MultiVersus is betting hard on online play to bring in players and foster competition, to that end the game has rollback netcode supporting all game modes and cross play between all platforms. It works great! I wish I had much more to say about it, but aside from having the usual symptoms of a bad connection showing visual stutters on a character whose player is clearly not close enough to the router I didn’t really complain. I think the assumption they have with their server-based netcode model is that if a player has a bad connection it shouldn’t affect the others, but I think that’s not really the case in practice when one character is just jumping around and becoming hard to track. So I think that a connection filter would definitely be welcome, but it’ll pass the test for most people. I also had no trouble at all with the cross play implementation.

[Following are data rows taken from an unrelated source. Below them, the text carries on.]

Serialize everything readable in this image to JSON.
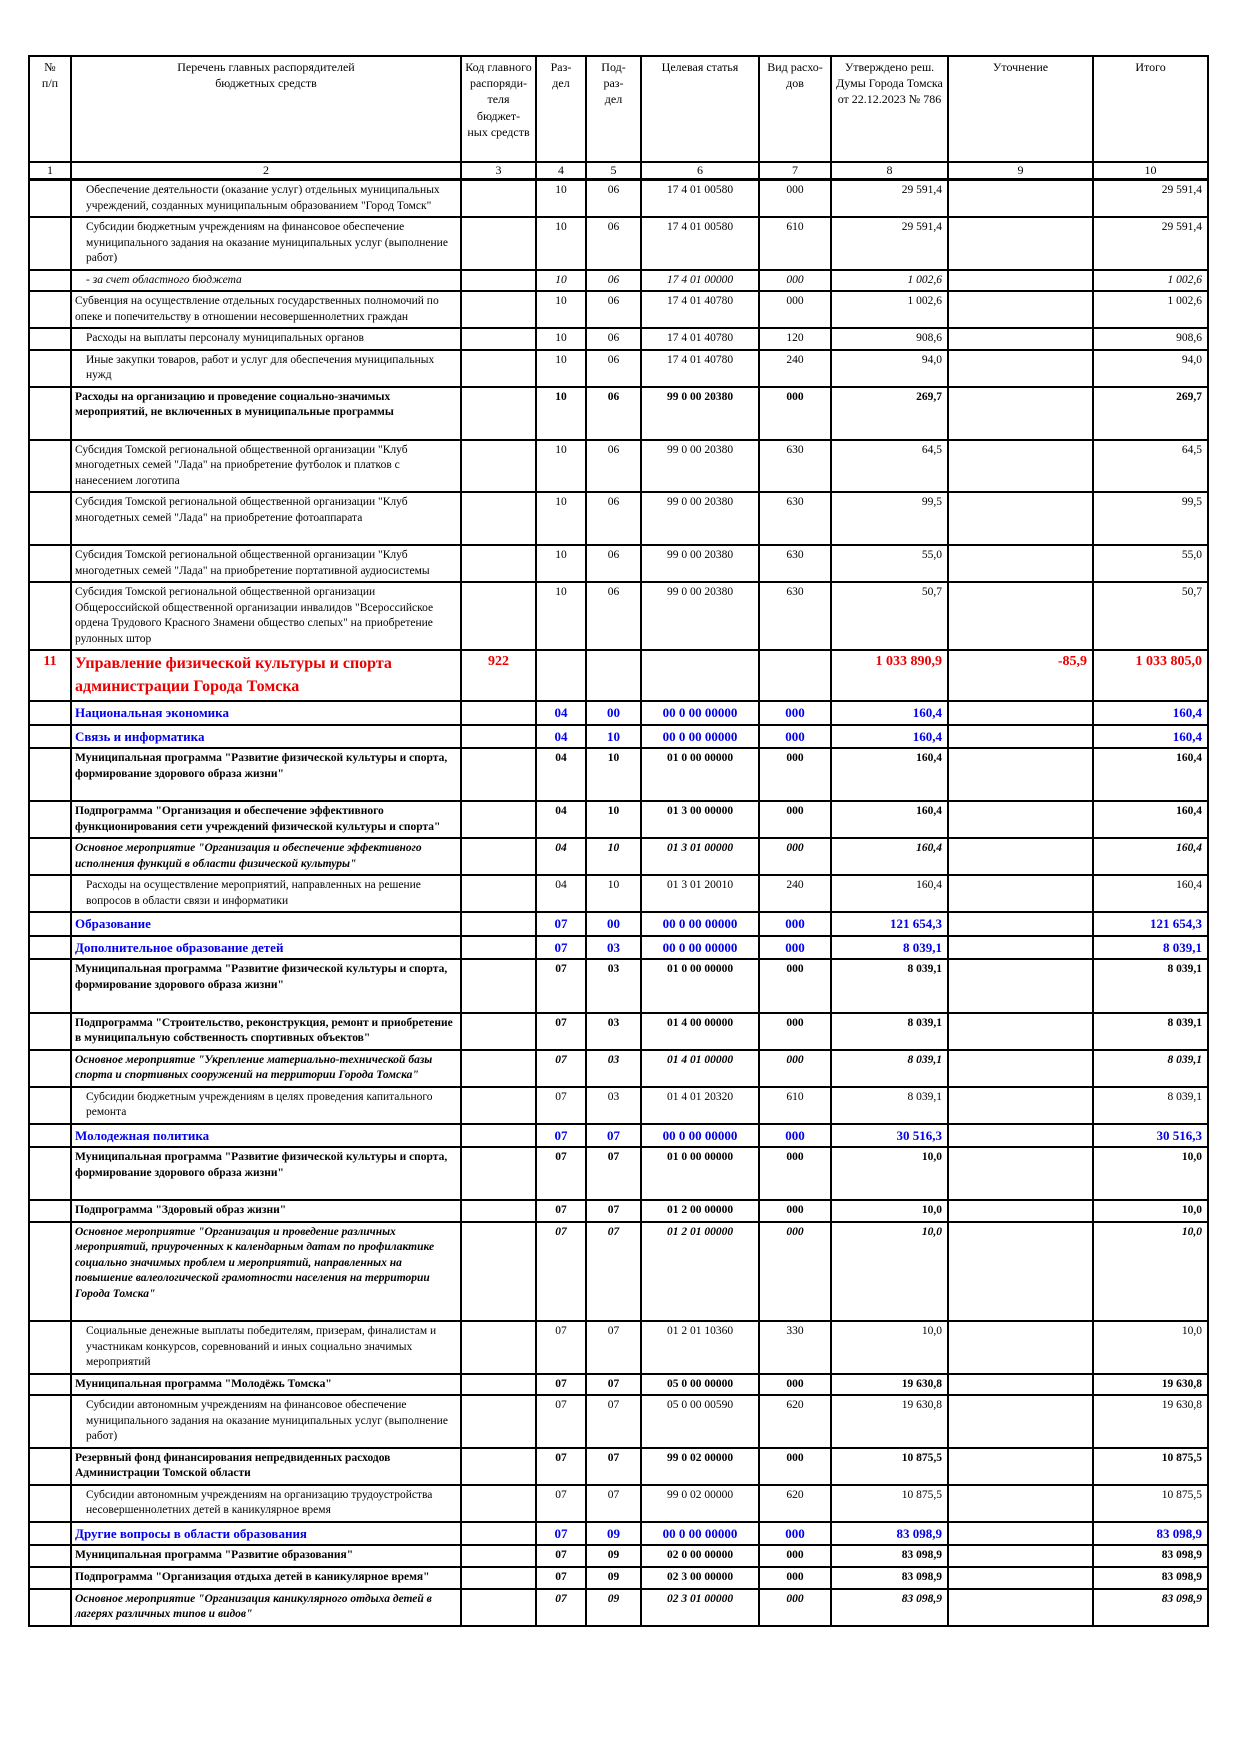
{
  "colors": {
    "section_blue": "#0000ee",
    "chief_red": "#e90000",
    "border": "#000000",
    "background": "#ffffff"
  },
  "table": {
    "columns": [
      "№\nп/п",
      "Перечень главных распорядителей\nбюджетных средств",
      "Код главного\nраспоряди-\nтеля бюджет-\nных средств",
      "Раз-\nдел",
      "Под-\nраз-\nдел",
      "Целевая статья",
      "Вид расхо-\nдов",
      "Утверждено реш.\nДумы Города Томска\nот 22.12.2023 № 786",
      "Уточнение",
      "Итого"
    ],
    "column_numbers": [
      "1",
      "2",
      "3",
      "4",
      "5",
      "6",
      "7",
      "8",
      "9",
      "10"
    ],
    "rows": [
      {
        "n": "",
        "name": "Обеспечение деятельности (оказание услуг) отдельных муниципальных учреждений, созданных муниципальным образованием \"Город Томск\"",
        "c3": "",
        "c4": "10",
        "c5": "06",
        "c6": "17 4 01 00580",
        "c7": "000",
        "c8": "29 591,4",
        "c9": "",
        "c10": "29 591,4",
        "style": "",
        "indent": 1
      },
      {
        "n": "",
        "name": "Субсидии бюджетным учреждениям на финансовое обеспечение муниципального задания на оказание муниципальных услуг (выполнение работ)",
        "c3": "",
        "c4": "10",
        "c5": "06",
        "c6": "17 4 01 00580",
        "c7": "610",
        "c8": "29 591,4",
        "c9": "",
        "c10": "29 591,4",
        "style": "",
        "indent": 1
      },
      {
        "n": "",
        "name": "- за счет областного бюджета",
        "c3": "",
        "c4": "10",
        "c5": "06",
        "c6": "17 4 01 00000",
        "c7": "000",
        "c8": "1 002,6",
        "c9": "",
        "c10": "1 002,6",
        "style": "italic",
        "indent": 1
      },
      {
        "n": "",
        "name": "Субвенция на осуществление отдельных государственных полномочий по опеке и попечительству в отношении несовершеннолетних граждан",
        "c3": "",
        "c4": "10",
        "c5": "06",
        "c6": "17 4 01 40780",
        "c7": "000",
        "c8": "1 002,6",
        "c9": "",
        "c10": "1 002,6",
        "style": "",
        "indent": 0
      },
      {
        "n": "",
        "name": "Расходы на выплаты персоналу муниципальных органов",
        "c3": "",
        "c4": "10",
        "c5": "06",
        "c6": "17 4 01 40780",
        "c7": "120",
        "c8": "908,6",
        "c9": "",
        "c10": "908,6",
        "style": "",
        "indent": 1
      },
      {
        "n": "",
        "name": "Иные закупки товаров, работ и услуг для обеспечения муниципальных нужд",
        "c3": "",
        "c4": "10",
        "c5": "06",
        "c6": "17 4 01 40780",
        "c7": "240",
        "c8": "94,0",
        "c9": "",
        "c10": "94,0",
        "style": "",
        "indent": 1
      },
      {
        "n": "",
        "name": "Расходы на организацию и проведение социально-значимых мероприятий, не включенных в муниципальные программы",
        "c3": "",
        "c4": "10",
        "c5": "06",
        "c6": "99 0 00 20380",
        "c7": "000",
        "c8": "269,7",
        "c9": "",
        "c10": "269,7",
        "style": "bold",
        "indent": 0,
        "pad": 1
      },
      {
        "n": "",
        "name": "Субсидия Томской региональной общественной организации \"Клуб многодетных семей \"Лада\" на приобретение футболок и платков с нанесением логотипа",
        "c3": "",
        "c4": "10",
        "c5": "06",
        "c6": "99 0 00 20380",
        "c7": "630",
        "c8": "64,5",
        "c9": "",
        "c10": "64,5",
        "style": "",
        "indent": 0
      },
      {
        "n": "",
        "name": "Субсидия Томской региональной общественной организации \"Клуб многодетных семей \"Лада\" на приобретение фотоаппарата",
        "c3": "",
        "c4": "10",
        "c5": "06",
        "c6": "99 0 00 20380",
        "c7": "630",
        "c8": "99,5",
        "c9": "",
        "c10": "99,5",
        "style": "",
        "indent": 0,
        "pad": 1
      },
      {
        "n": "",
        "name": "Субсидия Томской региональной общественной организации \"Клуб многодетных семей \"Лада\" на приобретение портативной аудиосистемы",
        "c3": "",
        "c4": "10",
        "c5": "06",
        "c6": "99 0 00 20380",
        "c7": "630",
        "c8": "55,0",
        "c9": "",
        "c10": "55,0",
        "style": "",
        "indent": 0
      },
      {
        "n": "",
        "name": "Субсидия Томской региональной общественной организации Общероссийской общественной организации инвалидов \"Всероссийское ордена Трудового Красного Знамени общество слепых\" на приобретение рулонных штор",
        "c3": "",
        "c4": "10",
        "c5": "06",
        "c6": "99 0 00 20380",
        "c7": "630",
        "c8": "50,7",
        "c9": "",
        "c10": "50,7",
        "style": "",
        "indent": 0
      },
      {
        "n": "11",
        "name": "Управление физической культуры и спорта администрации Города Томска",
        "c3": "922",
        "c4": "",
        "c5": "",
        "c6": "",
        "c7": "",
        "c8": "1 033 890,9",
        "c9": "-85,9",
        "c10": "1 033 805,0",
        "style": "red",
        "indent": 0
      },
      {
        "n": "",
        "name": "Национальная экономика",
        "c3": "",
        "c4": "04",
        "c5": "00",
        "c6": "00 0 00 00000",
        "c7": "000",
        "c8": "160,4",
        "c9": "",
        "c10": "160,4",
        "style": "blue",
        "indent": 0
      },
      {
        "n": "",
        "name": "Связь и информатика",
        "c3": "",
        "c4": "04",
        "c5": "10",
        "c6": "00 0 00 00000",
        "c7": "000",
        "c8": "160,4",
        "c9": "",
        "c10": "160,4",
        "style": "blue",
        "indent": 0
      },
      {
        "n": "",
        "name": "Муниципальная программа \"Развитие физической культуры и спорта, формирование здорового образа жизни\"",
        "c3": "",
        "c4": "04",
        "c5": "10",
        "c6": "01 0 00 00000",
        "c7": "000",
        "c8": "160,4",
        "c9": "",
        "c10": "160,4",
        "style": "bold",
        "indent": 0,
        "pad": 1
      },
      {
        "n": "",
        "name": "Подпрограмма \"Организация и обеспечение эффективного функционирования сети учреждений физической культуры и спорта\"",
        "c3": "",
        "c4": "04",
        "c5": "10",
        "c6": "01 3 00 00000",
        "c7": "000",
        "c8": "160,4",
        "c9": "",
        "c10": "160,4",
        "style": "bold",
        "indent": 0
      },
      {
        "n": "",
        "name": "Основное мероприятие \"Организация и обеспечение эффективного исполнения функций в области физической культуры\"",
        "c3": "",
        "c4": "04",
        "c5": "10",
        "c6": "01 3 01 00000",
        "c7": "000",
        "c8": "160,4",
        "c9": "",
        "c10": "160,4",
        "style": "bolditalic",
        "indent": 0
      },
      {
        "n": "",
        "name": "Расходы на осуществление мероприятий, направленных на решение вопросов в области связи и информатики",
        "c3": "",
        "c4": "04",
        "c5": "10",
        "c6": "01 3 01 20010",
        "c7": "240",
        "c8": "160,4",
        "c9": "",
        "c10": "160,4",
        "style": "",
        "indent": 1
      },
      {
        "n": "",
        "name": "Образование",
        "c3": "",
        "c4": "07",
        "c5": "00",
        "c6": "00 0 00 00000",
        "c7": "000",
        "c8": "121 654,3",
        "c9": "",
        "c10": "121 654,3",
        "style": "blue",
        "indent": 0
      },
      {
        "n": "",
        "name": "Дополнительное образование детей",
        "c3": "",
        "c4": "07",
        "c5": "03",
        "c6": "00 0 00 00000",
        "c7": "000",
        "c8": "8 039,1",
        "c9": "",
        "c10": "8 039,1",
        "style": "blue",
        "indent": 0
      },
      {
        "n": "",
        "name": "Муниципальная программа \"Развитие физической культуры и спорта, формирование здорового образа жизни\"",
        "c3": "",
        "c4": "07",
        "c5": "03",
        "c6": "01 0 00 00000",
        "c7": "000",
        "c8": "8 039,1",
        "c9": "",
        "c10": "8 039,1",
        "style": "bold",
        "indent": 0,
        "pad": 1
      },
      {
        "n": "",
        "name": "Подпрограмма \"Строительство, реконструкция, ремонт и приобретение в муниципальную собственность спортивных объектов\"",
        "c3": "",
        "c4": "07",
        "c5": "03",
        "c6": "01 4 00 00000",
        "c7": "000",
        "c8": "8 039,1",
        "c9": "",
        "c10": "8 039,1",
        "style": "bold",
        "indent": 0
      },
      {
        "n": "",
        "name": "Основное мероприятие \"Укрепление материально-технической базы спорта и спортивных сооружений на территории Города Томска\"",
        "c3": "",
        "c4": "07",
        "c5": "03",
        "c6": "01 4 01 00000",
        "c7": "000",
        "c8": "8 039,1",
        "c9": "",
        "c10": "8 039,1",
        "style": "bolditalic",
        "indent": 0
      },
      {
        "n": "",
        "name": "Субсидии бюджетным учреждениям в целях проведения капитального ремонта",
        "c3": "",
        "c4": "07",
        "c5": "03",
        "c6": "01 4 01 20320",
        "c7": "610",
        "c8": "8 039,1",
        "c9": "",
        "c10": "8 039,1",
        "style": "",
        "indent": 1
      },
      {
        "n": "",
        "name": "Молодежная политика",
        "c3": "",
        "c4": "07",
        "c5": "07",
        "c6": "00 0 00 00000",
        "c7": "000",
        "c8": "30 516,3",
        "c9": "",
        "c10": "30 516,3",
        "style": "blue",
        "indent": 0
      },
      {
        "n": "",
        "name": "Муниципальная программа \"Развитие физической культуры и спорта, формирование здорового образа жизни\"",
        "c3": "",
        "c4": "07",
        "c5": "07",
        "c6": "01 0 00 00000",
        "c7": "000",
        "c8": "10,0",
        "c9": "",
        "c10": "10,0",
        "style": "bold",
        "indent": 0,
        "pad": 1
      },
      {
        "n": "",
        "name": "Подпрограмма \"Здоровый образ жизни\"",
        "c3": "",
        "c4": "07",
        "c5": "07",
        "c6": "01 2 00 00000",
        "c7": "000",
        "c8": "10,0",
        "c9": "",
        "c10": "10,0",
        "style": "bold",
        "indent": 0
      },
      {
        "n": "",
        "name": "Основное мероприятие \"Организация и проведение различных мероприятий, приуроченных к календарным датам по профилактике социально значимых проблем и мероприятий, направленных на повышение валеологической грамотности населения на территории Города Томска\"",
        "c3": "",
        "c4": "07",
        "c5": "07",
        "c6": "01 2 01 00000",
        "c7": "000",
        "c8": "10,0",
        "c9": "",
        "c10": "10,0",
        "style": "bolditalic",
        "indent": 0,
        "pad": 1
      },
      {
        "n": "",
        "name": "Социальные денежные выплаты победителям, призерам, финалистам и участникам конкурсов, соревнований и иных социально значимых мероприятий",
        "c3": "",
        "c4": "07",
        "c5": "07",
        "c6": "01 2 01 10360",
        "c7": "330",
        "c8": "10,0",
        "c9": "",
        "c10": "10,0",
        "style": "",
        "indent": 1
      },
      {
        "n": "",
        "name": "Муниципальная программа \"Молодёжь Томска\"",
        "c3": "",
        "c4": "07",
        "c5": "07",
        "c6": "05 0 00 00000",
        "c7": "000",
        "c8": "19 630,8",
        "c9": "",
        "c10": "19 630,8",
        "style": "bold",
        "indent": 0
      },
      {
        "n": "",
        "name": "Субсидии автономным учреждениям на финансовое обеспечение муниципального задания на оказание муниципальных услуг (выполнение работ)",
        "c3": "",
        "c4": "07",
        "c5": "07",
        "c6": "05 0 00 00590",
        "c7": "620",
        "c8": "19 630,8",
        "c9": "",
        "c10": "19 630,8",
        "style": "",
        "indent": 1
      },
      {
        "n": "",
        "name": "Резервный фонд финансирования непредвиденных расходов Администрации Томской области",
        "c3": "",
        "c4": "07",
        "c5": "07",
        "c6": "99 0 02 00000",
        "c7": "000",
        "c8": "10 875,5",
        "c9": "",
        "c10": "10 875,5",
        "style": "bold",
        "indent": 0
      },
      {
        "n": "",
        "name": "Субсидии автономным учреждениям на организацию трудоустройства несовершеннолетних детей в каникулярное время",
        "c3": "",
        "c4": "07",
        "c5": "07",
        "c6": "99 0 02 00000",
        "c7": "620",
        "c8": "10 875,5",
        "c9": "",
        "c10": "10 875,5",
        "style": "",
        "indent": 1
      },
      {
        "n": "",
        "name": "Другие вопросы в области образования",
        "c3": "",
        "c4": "07",
        "c5": "09",
        "c6": "00 0 00 00000",
        "c7": "000",
        "c8": "83 098,9",
        "c9": "",
        "c10": "83 098,9",
        "style": "blue",
        "indent": 0
      },
      {
        "n": "",
        "name": "Муниципальная программа \"Развитие образования\"",
        "c3": "",
        "c4": "07",
        "c5": "09",
        "c6": "02 0 00 00000",
        "c7": "000",
        "c8": "83 098,9",
        "c9": "",
        "c10": "83 098,9",
        "style": "bold",
        "indent": 0
      },
      {
        "n": "",
        "name": "Подпрограмма \"Организация отдыха детей в каникулярное время\"",
        "c3": "",
        "c4": "07",
        "c5": "09",
        "c6": "02 3 00 00000",
        "c7": "000",
        "c8": "83 098,9",
        "c9": "",
        "c10": "83 098,9",
        "style": "bold",
        "indent": 0
      },
      {
        "n": "",
        "name": "Основное мероприятие \"Организация каникулярного отдыха детей в лагерях различных типов и видов\"",
        "c3": "",
        "c4": "07",
        "c5": "09",
        "c6": "02 3 01 00000",
        "c7": "000",
        "c8": "83 098,9",
        "c9": "",
        "c10": "83 098,9",
        "style": "bolditalic",
        "indent": 0
      }
    ]
  }
}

Extra: So how’s the…offline?

One of the more grim details of the MultiVersus marketing hype was a “Pro Showcase” video where 2 developers and 2 high level Smash players sat down to have a match. The match footage has a connection bar on it. These 4 people are playing a match in an offline setting, online. As baffling as that is, the alpha test doesn’t really give any answers as to how you’re supposed to play the game locally. You must sign in to a WB account to play, the game is nonfunctional in any other way. Now you might say “well it’s an alpha test so of course there will be an online requirement to test the netcode” and I agree! But since there is zero acknowledgement of how offline play works for this game, I am seriously concerned about the long time preservation of the game and the logistics of playing it at an offline tournament. Call me paranoid, but we’re going to need to have the conversation at some point.

Closing thoughts

MultiVersus is almost a parody of its own genre, a mash up of properties that had no business crossing over until capitalism itself converged their fates into a fighting system that kids around the world can’t get enough of. It would’ve been extremely easy to fumble the landing and come off as a greedy attempt to push something out there in the increasingly diverse platform fighter space but Player First Games is making something really special. An often repeated point about the appeal of Smash Bros is the way which the fighters are animated, voiced and styled to bring them to life in a new context. The polish on display here is truly an outlier in all of fighting games, but core design elements have worrying implications for the long term monetization of MultiVersus. I walk away from the test with many questions left to answer, some of which critical to my support of the game, but I will happily return to go a few more rounds to find those answers when the open beta launches in June.